Trudno uwierzyć, że ktoś może posunąć się do tak drastycznych działań wobec osób w żałobie. Jednak wydarzenia z małego miasteczka Penrose w Kolorado pokazują, jak daleko może zajść ludzka bezwzględność. Historia, która wstrząsnęła lokalną społecznością, przypomina scenariusz z najgorszego horroru.
Horror w domu pogrzebowym! 190 zwłok gniło w opuszczonym budynku, a rodziny dostawały fałszywe prochy
Gdy w 2023 roku śledczy weszli do opuszczonego budynku na południe od Denver, nikt nie spodziewał się takiego widoku. W zapuszczonym obiekcie opanowanym przez robactwo znajdowały się ludzkie zwłoki w różnym stadium rozkładu. Ciała leżały jedne na drugich w kilku pomieszczeniach – łącznie 190 osób, które miały zostać pochowane z godnością.
Okazało się, że właściciel domu pogrzebowego przez cztery lata prowadził podwójne życie. Publicznie prezentował się jako uczciwy przedsiębiorca oferujący ostatnie pożegnanie zmarłych. W rzeczywistości przez lata składował zwłoki w nieodpowiednich warunkach, kompletnie ignorując podstawowe zasady sanitarne i etyczne.
Dla rodzin zmarłych był to podwójny cios. Nie dość, że musiały przeżyć stratę bliskiej osoby, to jeszcze dowiedziały się, że ich ukochani nie zostali skremowani. Prochy, które otrzymali jako pamiątkę po zmarłych, okazały się całkowicie fałszywe.
Oszustwo na wielką skalę i milionowe straty
Piątkowy wyrok sądu w Kolorado nie pozostawił wątpliwości co do winy oskarżonego. Właściciel domu pogrzebowego otrzymał 20 lat więzienia za oszukanie dziesiątek rodzin oraz zdefraudowanie środków federalnych. Mężczyzna przyznał się do zaplanowania całego procederu.
Skala oszustwa wykracza daleko poza emocjonalne szkody wyrządzone rodzinom. Oskarżony zdefraudował około 900 tysięcy dolarów z federalnych środków przeznaczonych na pomoc związaną z pandemią Covid-19. Pieniądze, które miały wspierać społeczeństwo w trudnym czasie, trafiły do kieszeni nieuczciwego przedsiębiorcy.
Ciała były składowane w budynku od 2019 do 2023 roku.
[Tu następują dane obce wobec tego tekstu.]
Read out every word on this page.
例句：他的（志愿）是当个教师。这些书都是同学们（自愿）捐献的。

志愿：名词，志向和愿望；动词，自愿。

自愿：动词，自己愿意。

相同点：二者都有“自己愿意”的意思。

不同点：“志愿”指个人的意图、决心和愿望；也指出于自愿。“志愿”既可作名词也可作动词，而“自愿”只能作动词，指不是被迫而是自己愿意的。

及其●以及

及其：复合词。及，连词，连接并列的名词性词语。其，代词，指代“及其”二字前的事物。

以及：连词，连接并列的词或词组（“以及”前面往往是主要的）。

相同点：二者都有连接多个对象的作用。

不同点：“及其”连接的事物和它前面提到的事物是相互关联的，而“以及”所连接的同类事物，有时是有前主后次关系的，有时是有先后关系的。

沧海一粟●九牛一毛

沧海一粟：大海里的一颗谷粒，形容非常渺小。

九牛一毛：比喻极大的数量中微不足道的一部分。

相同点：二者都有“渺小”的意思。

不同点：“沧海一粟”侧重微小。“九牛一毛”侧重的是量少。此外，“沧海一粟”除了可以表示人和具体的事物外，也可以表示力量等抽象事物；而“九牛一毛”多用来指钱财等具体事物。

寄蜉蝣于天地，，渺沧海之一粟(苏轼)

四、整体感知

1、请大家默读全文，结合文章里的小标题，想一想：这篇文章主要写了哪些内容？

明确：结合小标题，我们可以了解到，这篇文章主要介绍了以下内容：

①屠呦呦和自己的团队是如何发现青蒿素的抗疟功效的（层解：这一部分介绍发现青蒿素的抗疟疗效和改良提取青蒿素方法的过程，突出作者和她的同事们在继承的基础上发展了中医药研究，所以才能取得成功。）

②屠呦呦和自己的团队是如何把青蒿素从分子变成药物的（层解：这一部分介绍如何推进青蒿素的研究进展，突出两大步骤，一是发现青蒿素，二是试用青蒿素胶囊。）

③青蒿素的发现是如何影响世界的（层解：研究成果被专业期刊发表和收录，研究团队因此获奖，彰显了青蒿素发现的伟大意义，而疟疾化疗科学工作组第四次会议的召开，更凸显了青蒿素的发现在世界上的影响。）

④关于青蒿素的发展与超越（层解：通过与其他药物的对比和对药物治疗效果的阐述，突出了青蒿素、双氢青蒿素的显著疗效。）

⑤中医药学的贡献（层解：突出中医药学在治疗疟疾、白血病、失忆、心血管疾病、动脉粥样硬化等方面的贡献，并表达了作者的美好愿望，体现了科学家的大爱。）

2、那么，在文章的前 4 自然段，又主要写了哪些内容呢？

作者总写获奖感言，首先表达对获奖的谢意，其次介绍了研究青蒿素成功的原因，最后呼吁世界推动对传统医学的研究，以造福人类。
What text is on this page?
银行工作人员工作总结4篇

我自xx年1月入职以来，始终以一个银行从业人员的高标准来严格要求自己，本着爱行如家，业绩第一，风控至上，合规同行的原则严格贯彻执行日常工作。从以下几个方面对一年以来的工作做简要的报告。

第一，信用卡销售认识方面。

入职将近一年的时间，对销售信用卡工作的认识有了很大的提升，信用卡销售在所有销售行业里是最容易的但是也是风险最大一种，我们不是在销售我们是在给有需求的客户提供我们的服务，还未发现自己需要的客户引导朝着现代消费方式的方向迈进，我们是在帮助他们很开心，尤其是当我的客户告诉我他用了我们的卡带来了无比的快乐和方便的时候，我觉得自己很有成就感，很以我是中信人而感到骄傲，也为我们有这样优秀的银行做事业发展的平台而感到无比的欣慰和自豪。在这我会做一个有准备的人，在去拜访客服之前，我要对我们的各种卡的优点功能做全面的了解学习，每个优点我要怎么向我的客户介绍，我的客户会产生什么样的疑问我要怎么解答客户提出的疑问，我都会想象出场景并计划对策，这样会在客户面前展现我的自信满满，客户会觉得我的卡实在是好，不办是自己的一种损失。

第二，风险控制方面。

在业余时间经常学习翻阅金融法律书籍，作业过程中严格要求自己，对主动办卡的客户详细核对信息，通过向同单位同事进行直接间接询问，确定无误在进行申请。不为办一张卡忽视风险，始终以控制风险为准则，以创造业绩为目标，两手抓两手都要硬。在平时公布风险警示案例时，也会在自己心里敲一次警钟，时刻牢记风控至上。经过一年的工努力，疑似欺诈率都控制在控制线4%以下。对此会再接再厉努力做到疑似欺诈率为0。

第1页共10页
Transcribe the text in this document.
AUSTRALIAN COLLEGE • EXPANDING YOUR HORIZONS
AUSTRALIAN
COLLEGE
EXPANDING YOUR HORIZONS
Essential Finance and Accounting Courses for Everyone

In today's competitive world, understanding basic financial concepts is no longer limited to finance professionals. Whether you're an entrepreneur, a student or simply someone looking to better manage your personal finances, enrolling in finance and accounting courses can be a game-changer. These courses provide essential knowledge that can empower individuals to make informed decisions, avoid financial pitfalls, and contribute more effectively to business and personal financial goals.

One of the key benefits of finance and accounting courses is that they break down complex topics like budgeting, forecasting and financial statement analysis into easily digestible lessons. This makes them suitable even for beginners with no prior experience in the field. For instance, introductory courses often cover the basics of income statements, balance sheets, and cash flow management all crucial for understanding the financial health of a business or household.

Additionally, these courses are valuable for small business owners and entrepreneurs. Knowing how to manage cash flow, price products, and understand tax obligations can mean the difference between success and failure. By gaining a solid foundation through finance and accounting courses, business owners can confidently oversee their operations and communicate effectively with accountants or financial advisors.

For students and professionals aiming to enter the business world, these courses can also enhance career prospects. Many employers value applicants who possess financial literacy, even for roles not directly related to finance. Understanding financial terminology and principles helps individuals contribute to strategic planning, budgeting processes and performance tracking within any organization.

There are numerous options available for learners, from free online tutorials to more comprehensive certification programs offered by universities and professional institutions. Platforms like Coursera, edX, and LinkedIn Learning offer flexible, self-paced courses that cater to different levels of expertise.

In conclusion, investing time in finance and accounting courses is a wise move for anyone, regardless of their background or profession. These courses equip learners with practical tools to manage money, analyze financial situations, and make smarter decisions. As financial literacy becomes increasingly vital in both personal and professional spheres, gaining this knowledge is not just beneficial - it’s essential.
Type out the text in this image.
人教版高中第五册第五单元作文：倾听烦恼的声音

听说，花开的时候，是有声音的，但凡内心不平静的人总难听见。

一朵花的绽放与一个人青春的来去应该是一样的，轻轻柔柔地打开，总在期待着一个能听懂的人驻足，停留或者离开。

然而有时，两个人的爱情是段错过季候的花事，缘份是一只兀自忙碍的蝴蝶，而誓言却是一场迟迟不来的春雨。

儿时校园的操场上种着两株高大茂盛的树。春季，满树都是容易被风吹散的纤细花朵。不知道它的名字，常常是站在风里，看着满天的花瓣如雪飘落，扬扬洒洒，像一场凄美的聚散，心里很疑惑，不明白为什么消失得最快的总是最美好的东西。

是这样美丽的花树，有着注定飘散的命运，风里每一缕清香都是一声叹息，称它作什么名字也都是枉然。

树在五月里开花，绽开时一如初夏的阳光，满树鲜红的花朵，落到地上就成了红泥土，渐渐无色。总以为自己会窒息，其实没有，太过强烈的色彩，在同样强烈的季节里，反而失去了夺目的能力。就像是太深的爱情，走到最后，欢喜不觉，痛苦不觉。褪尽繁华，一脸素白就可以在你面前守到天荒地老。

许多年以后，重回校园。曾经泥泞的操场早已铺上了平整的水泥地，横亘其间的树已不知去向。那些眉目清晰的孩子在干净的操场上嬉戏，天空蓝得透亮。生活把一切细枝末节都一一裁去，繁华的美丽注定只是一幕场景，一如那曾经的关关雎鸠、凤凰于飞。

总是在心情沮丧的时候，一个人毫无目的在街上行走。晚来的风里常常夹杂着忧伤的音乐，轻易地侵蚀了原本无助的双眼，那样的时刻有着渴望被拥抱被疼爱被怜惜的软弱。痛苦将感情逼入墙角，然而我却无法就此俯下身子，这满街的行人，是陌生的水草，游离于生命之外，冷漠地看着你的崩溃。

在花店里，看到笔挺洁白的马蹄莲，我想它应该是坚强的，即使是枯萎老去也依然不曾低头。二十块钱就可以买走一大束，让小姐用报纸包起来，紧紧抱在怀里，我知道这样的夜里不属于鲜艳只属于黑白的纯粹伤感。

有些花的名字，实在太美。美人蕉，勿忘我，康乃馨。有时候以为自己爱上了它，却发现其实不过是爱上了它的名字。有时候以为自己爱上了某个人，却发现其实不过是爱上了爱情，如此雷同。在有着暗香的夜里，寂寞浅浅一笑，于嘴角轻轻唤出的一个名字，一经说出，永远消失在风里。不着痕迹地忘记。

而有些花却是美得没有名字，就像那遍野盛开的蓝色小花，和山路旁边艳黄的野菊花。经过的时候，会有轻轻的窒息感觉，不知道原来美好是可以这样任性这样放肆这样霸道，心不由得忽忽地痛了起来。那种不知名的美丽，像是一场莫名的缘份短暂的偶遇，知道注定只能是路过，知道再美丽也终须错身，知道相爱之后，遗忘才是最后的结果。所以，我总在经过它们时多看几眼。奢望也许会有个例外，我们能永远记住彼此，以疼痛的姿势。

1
Przez ten okres właściciel domu pogrzebowego regularnie kontaktował się z rodzinami, zapewniając je o profesjonalnej obsłudze pogrzebowej. Nikt nie podejrzewał, że za fasadą troskliwego usługodawcy kryje się oszust na niespotykaną skalę.
Potrzebny nadzór nad branżą pogrzebową?
Wyrok to dopiero początek rozliczenia za popełnione czyny. W sierpniu mężczyzna ma stanąć przed sądem w oddzielnej sprawie dotyczącej zbezczeszczenia 191 zwłok. Dodatkowo odpowiedzialność poniesie również współwłaścicielka zakładu pogrzebowego.
Rodziny ofiar długo czekały na sprawiedliwość. Przez lata żyły w przekonaniu, że ich bliscy spoczywają w spokoju, trzymając w domach urnę z ich prochami. Prawda okazała się bolesna – zamiast szczątków zmarłych rodziny przechowywały fałszywe substancje.
Sprawa z Penrose stała się symbolem tego, jak ważne są kontrole i nadzór nad branżą pogrzebową. Pokazała również, że nawet w najtrudniejszych momentach życia ludzie mogą paść ofiarą bezwzględnych oszustów, którzy nie cofną się przed niczym w pogoni za zyskiem.